Tak wygląda w tej chwili mój trawnik. Dzisiaj lub jutro dojedzie ziemia, to wezmę się za dosiewki.
W tym miejscu dosiałam. Trawka już kiełkuje. Na więcej nie starczyło mi ziemi. Rabata za żywopłotem czeka na nową ziemię. Kupiłam tu 200 cebul tulipanów
Ta choina miała być odmianą Jeddeloh. Wydaje mi się, że to zwykłą duża choina. Jak ziemia przyjedzie przesadzę ją do mojego choinowego szpalera. W tle hortki moje ukochane.
Z rabaty pod oknem, na której jeszcze rośnie zabiorę również hosty i wysieję łubin.
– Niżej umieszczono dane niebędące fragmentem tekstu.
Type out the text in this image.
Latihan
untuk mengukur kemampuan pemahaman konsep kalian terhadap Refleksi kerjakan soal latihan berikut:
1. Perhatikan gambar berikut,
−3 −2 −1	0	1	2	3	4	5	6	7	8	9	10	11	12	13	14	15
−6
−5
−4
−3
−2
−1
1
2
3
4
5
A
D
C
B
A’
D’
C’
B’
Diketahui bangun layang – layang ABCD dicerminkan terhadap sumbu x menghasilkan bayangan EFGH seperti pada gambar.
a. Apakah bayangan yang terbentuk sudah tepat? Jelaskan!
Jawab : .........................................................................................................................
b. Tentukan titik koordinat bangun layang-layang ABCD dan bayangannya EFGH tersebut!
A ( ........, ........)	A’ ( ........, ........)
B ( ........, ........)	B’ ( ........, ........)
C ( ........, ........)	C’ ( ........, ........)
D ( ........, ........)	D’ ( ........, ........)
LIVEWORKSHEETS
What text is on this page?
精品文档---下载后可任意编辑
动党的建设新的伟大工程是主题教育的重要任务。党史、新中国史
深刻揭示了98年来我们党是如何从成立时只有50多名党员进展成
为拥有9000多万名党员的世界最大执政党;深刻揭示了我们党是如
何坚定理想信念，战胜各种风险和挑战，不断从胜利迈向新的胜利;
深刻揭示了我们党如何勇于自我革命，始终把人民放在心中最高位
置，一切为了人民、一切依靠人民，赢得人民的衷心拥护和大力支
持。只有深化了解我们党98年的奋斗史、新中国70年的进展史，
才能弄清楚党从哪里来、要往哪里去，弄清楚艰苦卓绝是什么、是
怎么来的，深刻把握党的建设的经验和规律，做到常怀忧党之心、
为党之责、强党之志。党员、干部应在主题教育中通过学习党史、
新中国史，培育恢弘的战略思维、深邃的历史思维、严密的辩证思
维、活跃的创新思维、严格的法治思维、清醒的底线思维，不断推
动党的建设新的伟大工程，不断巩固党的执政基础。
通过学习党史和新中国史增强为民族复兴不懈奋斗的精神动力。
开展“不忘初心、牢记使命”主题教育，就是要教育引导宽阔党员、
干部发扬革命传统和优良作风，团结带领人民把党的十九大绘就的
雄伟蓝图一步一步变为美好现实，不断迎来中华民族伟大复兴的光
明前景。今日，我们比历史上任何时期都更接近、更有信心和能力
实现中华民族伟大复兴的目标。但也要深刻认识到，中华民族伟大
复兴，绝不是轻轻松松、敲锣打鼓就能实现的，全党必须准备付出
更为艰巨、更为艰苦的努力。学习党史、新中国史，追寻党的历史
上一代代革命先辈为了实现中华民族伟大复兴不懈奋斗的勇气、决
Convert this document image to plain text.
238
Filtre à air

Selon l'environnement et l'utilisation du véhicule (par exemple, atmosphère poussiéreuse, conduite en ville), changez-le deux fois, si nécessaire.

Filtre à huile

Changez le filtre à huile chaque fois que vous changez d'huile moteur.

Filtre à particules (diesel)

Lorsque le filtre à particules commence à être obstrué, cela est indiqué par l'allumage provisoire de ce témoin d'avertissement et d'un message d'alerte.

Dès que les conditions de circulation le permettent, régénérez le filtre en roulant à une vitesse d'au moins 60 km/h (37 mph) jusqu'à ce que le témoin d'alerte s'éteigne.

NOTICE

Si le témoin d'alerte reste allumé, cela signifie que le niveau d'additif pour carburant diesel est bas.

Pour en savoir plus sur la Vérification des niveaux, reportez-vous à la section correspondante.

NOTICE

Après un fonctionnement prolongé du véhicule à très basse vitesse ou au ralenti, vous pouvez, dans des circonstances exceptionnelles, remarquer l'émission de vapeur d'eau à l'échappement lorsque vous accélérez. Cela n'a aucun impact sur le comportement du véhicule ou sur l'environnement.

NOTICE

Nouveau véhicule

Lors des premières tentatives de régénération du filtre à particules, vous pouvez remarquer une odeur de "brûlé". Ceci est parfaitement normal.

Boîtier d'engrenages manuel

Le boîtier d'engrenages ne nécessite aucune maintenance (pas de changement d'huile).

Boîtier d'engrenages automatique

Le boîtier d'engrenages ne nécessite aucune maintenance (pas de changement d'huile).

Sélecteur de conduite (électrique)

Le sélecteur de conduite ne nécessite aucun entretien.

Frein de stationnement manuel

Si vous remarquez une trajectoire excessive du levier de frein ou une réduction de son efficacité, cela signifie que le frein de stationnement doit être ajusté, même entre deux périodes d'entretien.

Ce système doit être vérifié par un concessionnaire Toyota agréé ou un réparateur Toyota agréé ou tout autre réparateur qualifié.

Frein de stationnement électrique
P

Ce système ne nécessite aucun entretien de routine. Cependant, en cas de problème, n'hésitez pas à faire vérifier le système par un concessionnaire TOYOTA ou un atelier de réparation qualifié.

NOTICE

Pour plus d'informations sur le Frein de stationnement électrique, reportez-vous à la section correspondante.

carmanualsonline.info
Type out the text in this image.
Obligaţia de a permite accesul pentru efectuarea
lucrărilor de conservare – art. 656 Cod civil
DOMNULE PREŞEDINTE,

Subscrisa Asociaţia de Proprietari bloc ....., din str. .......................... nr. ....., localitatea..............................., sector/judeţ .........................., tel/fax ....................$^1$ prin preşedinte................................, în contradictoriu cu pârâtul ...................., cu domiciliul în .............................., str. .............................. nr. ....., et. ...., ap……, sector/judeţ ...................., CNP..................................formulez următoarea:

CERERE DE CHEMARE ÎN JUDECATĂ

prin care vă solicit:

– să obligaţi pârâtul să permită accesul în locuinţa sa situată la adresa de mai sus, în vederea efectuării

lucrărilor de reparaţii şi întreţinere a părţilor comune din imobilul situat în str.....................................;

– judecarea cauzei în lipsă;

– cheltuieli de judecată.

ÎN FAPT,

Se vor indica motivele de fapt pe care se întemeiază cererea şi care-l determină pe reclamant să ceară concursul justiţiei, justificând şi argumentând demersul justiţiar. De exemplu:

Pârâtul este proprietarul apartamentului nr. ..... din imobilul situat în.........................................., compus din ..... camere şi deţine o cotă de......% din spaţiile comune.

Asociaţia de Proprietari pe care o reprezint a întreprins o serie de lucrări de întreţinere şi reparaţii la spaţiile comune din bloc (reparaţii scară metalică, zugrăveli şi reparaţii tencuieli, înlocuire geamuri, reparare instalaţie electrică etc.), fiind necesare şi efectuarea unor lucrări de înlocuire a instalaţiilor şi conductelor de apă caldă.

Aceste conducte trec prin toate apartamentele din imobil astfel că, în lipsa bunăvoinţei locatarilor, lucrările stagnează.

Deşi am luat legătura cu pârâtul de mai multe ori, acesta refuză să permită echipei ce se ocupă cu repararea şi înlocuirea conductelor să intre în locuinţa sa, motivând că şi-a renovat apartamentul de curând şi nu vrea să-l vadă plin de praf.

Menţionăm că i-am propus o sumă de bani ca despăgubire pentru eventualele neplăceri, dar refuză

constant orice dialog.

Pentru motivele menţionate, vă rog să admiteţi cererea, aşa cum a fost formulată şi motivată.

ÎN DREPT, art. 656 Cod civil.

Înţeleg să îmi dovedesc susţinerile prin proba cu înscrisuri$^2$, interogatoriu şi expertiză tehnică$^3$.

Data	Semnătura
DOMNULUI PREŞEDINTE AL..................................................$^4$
To plan na najbliższe dni.
Rzut okiem na żywopłociki.
Klonik dostał towarzystwo w postaci cisa Davida podsadzonego żuwarką Palace Purple.


I w tle różaneczniki przesadzone spod okna. Jeden został złamany przez wichurę i przy przesadzaniu niestety do dokończyłam. Aż żal patrzeć jak schnie. Wszystkie trzy to odmiana Calsap. Na szczęście są w szkółce, w której kupowałam.
Różaneczniki dostały szczepionkę mikoryzową do korzeni i mega doły z kwaśnym torfem, obornikiem i kwaśną ziemią. Mam nadzieję, że polubią nowe miejsce.